Defined for a web application, the black/white lists provide a way to ensure that only selected parts of the web application will be scanned. You may define a black list, a white list or both together.
When the web application has a black list only (no white list), any link that matches a black list entry will not be crawled.
When the web application has both a black list and a white list, the white list entries are treated as exceptions to the black list. Any link that matches a black list entry will not be crawled unless it also matches a white list entry. Links that only match a black list entry will not be crawled. All other links including matches for white list entries will be crawled.
When the web application has a white list only (no black list), no links will be crawled unless they match a white list entry.

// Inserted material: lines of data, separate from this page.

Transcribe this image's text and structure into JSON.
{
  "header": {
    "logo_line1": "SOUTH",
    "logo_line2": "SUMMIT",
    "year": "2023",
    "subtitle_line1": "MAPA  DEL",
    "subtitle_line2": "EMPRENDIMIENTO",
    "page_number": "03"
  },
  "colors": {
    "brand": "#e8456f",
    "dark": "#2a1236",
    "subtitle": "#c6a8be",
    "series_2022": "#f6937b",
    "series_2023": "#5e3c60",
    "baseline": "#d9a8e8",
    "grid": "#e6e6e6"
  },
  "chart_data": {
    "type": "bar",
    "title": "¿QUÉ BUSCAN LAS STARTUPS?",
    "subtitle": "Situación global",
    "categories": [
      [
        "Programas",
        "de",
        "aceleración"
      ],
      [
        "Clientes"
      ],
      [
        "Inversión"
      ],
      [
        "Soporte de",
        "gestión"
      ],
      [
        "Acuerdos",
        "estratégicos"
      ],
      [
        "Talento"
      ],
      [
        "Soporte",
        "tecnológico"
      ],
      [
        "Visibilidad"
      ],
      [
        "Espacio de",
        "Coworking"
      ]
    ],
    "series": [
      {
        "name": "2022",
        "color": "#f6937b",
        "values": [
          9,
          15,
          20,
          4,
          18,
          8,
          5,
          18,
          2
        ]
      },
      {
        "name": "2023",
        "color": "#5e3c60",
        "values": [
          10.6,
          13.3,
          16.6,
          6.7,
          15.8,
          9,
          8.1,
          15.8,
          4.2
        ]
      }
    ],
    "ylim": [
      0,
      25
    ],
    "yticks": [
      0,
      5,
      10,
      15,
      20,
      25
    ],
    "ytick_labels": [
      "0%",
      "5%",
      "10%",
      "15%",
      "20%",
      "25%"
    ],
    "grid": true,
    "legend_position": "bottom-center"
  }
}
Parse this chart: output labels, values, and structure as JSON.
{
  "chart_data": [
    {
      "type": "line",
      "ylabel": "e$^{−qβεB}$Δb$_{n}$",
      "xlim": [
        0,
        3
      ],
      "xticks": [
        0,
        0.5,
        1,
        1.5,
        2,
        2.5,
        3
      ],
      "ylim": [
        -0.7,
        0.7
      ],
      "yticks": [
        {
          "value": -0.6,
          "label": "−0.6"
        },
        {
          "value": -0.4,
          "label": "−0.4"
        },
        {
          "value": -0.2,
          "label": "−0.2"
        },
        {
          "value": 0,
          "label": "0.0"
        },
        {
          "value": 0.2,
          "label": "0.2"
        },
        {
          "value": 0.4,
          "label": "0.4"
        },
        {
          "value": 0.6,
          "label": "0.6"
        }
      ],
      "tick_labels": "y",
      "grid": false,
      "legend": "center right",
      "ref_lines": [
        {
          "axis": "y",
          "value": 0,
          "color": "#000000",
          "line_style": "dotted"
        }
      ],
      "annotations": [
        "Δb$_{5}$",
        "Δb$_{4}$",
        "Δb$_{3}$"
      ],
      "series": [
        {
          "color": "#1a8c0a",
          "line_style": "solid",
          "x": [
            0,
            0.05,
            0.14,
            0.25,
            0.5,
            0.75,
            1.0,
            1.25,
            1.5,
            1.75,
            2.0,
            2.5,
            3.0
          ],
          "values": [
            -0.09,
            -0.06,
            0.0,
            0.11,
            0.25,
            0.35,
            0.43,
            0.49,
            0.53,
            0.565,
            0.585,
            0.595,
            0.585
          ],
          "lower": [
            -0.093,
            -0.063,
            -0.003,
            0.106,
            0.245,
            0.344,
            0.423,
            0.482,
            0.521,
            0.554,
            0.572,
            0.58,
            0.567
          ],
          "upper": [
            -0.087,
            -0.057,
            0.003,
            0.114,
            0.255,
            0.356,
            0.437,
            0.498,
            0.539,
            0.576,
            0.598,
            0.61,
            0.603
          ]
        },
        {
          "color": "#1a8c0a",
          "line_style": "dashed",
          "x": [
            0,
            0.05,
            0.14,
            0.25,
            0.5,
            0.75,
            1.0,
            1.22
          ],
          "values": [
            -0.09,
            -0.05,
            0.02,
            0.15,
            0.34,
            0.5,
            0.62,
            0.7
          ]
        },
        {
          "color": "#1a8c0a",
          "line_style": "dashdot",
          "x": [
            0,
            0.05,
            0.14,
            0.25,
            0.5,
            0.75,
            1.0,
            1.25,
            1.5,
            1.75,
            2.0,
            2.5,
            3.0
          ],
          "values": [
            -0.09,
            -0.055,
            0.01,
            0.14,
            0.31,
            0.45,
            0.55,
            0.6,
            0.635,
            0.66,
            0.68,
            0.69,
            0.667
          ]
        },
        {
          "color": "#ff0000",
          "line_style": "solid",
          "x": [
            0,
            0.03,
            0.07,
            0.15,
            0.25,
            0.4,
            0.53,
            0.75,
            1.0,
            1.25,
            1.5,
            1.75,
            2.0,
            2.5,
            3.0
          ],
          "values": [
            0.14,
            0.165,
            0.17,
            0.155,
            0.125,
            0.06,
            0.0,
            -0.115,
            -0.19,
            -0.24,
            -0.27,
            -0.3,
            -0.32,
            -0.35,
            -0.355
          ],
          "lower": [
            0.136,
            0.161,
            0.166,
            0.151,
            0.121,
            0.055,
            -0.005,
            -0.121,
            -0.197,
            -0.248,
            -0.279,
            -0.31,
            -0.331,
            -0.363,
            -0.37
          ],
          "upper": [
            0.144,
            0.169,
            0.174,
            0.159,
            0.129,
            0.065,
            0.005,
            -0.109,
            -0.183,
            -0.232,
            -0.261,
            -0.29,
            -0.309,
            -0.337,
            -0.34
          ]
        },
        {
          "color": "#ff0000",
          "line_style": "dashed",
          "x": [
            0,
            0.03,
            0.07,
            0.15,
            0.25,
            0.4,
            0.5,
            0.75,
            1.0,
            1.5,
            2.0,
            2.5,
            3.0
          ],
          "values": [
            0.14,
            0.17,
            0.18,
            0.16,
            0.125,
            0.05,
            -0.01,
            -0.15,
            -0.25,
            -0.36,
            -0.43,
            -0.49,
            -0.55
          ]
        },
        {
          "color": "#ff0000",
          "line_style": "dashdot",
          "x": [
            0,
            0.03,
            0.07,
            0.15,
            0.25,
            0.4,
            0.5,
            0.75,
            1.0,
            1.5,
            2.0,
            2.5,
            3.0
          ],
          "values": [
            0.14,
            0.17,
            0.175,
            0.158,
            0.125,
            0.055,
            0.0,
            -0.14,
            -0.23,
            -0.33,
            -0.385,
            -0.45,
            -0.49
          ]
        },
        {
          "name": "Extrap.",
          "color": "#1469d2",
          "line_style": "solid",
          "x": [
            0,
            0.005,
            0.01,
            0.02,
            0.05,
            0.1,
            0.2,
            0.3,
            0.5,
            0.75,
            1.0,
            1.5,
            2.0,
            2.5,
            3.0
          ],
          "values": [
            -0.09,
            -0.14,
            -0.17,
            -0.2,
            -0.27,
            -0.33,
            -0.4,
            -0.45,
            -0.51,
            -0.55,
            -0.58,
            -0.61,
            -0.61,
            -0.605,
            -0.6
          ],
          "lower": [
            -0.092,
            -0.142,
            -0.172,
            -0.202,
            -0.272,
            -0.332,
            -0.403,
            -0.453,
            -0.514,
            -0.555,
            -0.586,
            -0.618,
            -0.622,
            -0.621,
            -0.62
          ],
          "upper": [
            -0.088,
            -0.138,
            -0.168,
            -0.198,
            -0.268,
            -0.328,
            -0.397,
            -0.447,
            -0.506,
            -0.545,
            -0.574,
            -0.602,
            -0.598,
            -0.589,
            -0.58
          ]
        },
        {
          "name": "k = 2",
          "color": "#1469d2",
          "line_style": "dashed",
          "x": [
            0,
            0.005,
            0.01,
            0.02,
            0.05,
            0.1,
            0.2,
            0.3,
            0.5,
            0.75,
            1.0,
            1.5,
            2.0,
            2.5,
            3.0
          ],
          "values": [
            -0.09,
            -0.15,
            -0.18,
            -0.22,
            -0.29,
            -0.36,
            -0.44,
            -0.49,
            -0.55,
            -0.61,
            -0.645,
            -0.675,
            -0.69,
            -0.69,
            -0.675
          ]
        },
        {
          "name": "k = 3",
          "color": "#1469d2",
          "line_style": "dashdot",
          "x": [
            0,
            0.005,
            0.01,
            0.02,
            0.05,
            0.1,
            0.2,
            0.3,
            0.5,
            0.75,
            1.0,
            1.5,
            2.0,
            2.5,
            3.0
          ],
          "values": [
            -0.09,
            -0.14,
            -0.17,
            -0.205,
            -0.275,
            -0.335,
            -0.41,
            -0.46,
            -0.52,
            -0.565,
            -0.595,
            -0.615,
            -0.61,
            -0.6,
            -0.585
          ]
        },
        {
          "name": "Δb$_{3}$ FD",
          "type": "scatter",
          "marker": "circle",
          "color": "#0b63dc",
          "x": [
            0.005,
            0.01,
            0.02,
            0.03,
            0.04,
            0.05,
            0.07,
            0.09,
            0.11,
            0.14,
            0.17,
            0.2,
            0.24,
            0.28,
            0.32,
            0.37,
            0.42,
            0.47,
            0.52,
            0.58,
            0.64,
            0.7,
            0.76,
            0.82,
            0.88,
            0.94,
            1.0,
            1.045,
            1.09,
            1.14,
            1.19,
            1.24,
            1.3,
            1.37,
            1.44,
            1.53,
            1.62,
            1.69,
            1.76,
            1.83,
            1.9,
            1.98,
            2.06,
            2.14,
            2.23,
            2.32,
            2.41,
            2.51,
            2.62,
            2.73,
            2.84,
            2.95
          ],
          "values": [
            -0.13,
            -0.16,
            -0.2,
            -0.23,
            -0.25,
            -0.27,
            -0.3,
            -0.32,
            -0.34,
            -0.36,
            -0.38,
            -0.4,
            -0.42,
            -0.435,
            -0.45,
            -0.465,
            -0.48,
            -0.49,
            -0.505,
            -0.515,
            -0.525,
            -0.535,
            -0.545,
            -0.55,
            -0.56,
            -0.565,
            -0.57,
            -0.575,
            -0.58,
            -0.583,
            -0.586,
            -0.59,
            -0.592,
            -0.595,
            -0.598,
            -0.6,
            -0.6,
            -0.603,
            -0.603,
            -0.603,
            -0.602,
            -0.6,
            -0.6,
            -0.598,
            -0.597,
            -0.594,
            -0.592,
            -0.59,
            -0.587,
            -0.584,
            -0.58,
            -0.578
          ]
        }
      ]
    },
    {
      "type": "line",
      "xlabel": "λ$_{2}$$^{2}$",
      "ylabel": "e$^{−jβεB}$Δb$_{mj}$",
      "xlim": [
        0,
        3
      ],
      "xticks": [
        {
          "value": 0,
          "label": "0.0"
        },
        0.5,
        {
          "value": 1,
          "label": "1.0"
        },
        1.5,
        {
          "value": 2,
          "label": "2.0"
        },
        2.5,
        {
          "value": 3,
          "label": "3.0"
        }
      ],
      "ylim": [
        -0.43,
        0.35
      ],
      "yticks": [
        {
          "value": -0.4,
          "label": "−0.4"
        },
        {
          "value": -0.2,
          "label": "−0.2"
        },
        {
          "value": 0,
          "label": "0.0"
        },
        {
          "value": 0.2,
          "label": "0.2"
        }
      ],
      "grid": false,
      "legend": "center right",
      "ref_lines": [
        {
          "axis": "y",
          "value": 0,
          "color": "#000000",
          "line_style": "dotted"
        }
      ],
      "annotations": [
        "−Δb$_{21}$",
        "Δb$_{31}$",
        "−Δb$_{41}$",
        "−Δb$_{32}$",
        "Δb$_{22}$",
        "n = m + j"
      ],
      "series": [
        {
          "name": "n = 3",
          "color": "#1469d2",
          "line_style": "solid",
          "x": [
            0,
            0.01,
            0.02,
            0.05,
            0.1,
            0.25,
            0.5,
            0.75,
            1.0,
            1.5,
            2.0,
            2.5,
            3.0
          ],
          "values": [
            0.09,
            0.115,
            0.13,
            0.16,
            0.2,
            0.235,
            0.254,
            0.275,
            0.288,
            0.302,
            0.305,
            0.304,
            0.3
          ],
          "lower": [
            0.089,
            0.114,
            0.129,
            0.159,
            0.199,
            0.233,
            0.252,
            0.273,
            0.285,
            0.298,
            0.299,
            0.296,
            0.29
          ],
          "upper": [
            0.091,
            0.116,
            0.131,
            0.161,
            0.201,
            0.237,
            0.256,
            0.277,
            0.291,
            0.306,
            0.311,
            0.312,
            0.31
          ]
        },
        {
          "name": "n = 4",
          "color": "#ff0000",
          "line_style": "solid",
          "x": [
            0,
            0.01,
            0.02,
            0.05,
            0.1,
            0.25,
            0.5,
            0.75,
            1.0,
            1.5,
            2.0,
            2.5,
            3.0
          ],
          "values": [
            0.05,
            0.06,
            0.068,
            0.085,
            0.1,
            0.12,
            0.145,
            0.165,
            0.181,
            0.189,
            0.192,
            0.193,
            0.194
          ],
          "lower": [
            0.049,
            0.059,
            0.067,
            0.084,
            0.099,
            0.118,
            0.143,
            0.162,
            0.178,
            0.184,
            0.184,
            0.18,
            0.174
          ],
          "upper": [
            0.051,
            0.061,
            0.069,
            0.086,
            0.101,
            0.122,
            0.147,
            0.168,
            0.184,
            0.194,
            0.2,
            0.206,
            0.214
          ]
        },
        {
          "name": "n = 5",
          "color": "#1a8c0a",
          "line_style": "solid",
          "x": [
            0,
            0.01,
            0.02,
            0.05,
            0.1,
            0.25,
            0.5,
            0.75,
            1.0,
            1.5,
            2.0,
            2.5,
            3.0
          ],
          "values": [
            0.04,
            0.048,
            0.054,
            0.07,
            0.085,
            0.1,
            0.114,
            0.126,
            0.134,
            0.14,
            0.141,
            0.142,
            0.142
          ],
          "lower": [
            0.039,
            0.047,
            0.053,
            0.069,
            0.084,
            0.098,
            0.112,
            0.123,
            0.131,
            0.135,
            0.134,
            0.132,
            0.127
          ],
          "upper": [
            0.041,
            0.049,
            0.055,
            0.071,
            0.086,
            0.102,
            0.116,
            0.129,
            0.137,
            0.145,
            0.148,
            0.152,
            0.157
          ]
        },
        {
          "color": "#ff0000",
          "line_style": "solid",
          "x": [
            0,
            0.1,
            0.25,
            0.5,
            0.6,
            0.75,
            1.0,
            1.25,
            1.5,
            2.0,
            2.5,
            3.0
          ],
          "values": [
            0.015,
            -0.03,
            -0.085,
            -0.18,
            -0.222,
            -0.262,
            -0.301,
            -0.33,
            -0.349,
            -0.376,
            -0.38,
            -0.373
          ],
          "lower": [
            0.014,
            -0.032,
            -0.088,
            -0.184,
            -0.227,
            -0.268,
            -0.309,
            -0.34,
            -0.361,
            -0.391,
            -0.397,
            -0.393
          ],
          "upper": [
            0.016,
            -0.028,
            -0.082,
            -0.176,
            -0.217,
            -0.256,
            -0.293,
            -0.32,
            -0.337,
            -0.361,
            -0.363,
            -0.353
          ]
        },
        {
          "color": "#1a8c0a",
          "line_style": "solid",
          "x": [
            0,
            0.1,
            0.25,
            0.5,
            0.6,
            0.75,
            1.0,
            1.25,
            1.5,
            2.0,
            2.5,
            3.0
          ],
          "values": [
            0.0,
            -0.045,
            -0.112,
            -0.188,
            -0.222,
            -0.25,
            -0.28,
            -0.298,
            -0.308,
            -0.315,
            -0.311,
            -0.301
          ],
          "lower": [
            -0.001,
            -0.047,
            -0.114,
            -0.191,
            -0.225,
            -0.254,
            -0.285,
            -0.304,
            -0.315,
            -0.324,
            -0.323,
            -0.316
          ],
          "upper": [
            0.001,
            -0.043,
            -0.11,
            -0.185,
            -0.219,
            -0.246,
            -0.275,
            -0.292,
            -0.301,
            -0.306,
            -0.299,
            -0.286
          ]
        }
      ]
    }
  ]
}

Important! Automated web application scanning has the potential of causing data loss. Use the black list feature to avoid data loss. This feature prevents the web crawler from making requests for certain links in your web application.
For a production web application, it's best practice to blacklist pages with certain functionality that if executed would have undesirable results, such as possibly sending out too many emails, potentially submitting a "delete all" button, or disabling/deleting accounts. See Web Crawling and Black List.
The black list identifies the links (URLs) in the web application that you do not want to be scanned. For each string specified, the crawler performs a string match against each link it encounters. When a match is found, the crawler does not submit a request for the link unless it also matches a white list entry.
The black list can consist of URLs and/or regular expressions.
URLs. Select the check box to enter URLs for the black list. Enter each URL on a new line. Each URL can have a maximum of 2048 characters. For example, specify corp for all URLs containing the string "corp".
Regular Expressions. Select the check box to enter regular expressions for the black list. Enter each regular expression on a new line. Each regular expression can have a maximum of 2048 characters. For example, specify /my/path/.* for all URLs under the /my/path/ directory.
The white list identifies the links (URLs) in the web application that you want to be scanned. For each string specified, the crawler performs a string match against each link it encounters. When a match is found, the crawler submits a request for the link. When there is a white list only (no black list), no links will be crawled unless they match a white list entry.
The white list can consist of URLs and/or regular expressions.
URLs. Select the check box to enter the URLs for the white list. Enter each URL on a new line. Each URL can have a maximum of 2048 characters. For example, specify servers for all URLs containing the string "servers".
Regular Expressions. Select the check box to enter regular expressions for the white list. Enter each regular expression on a new line. Each regular expression can have a maximum of 2048 characters. For example, specify /my/path/.* for all URLs under the /my/path/ directory.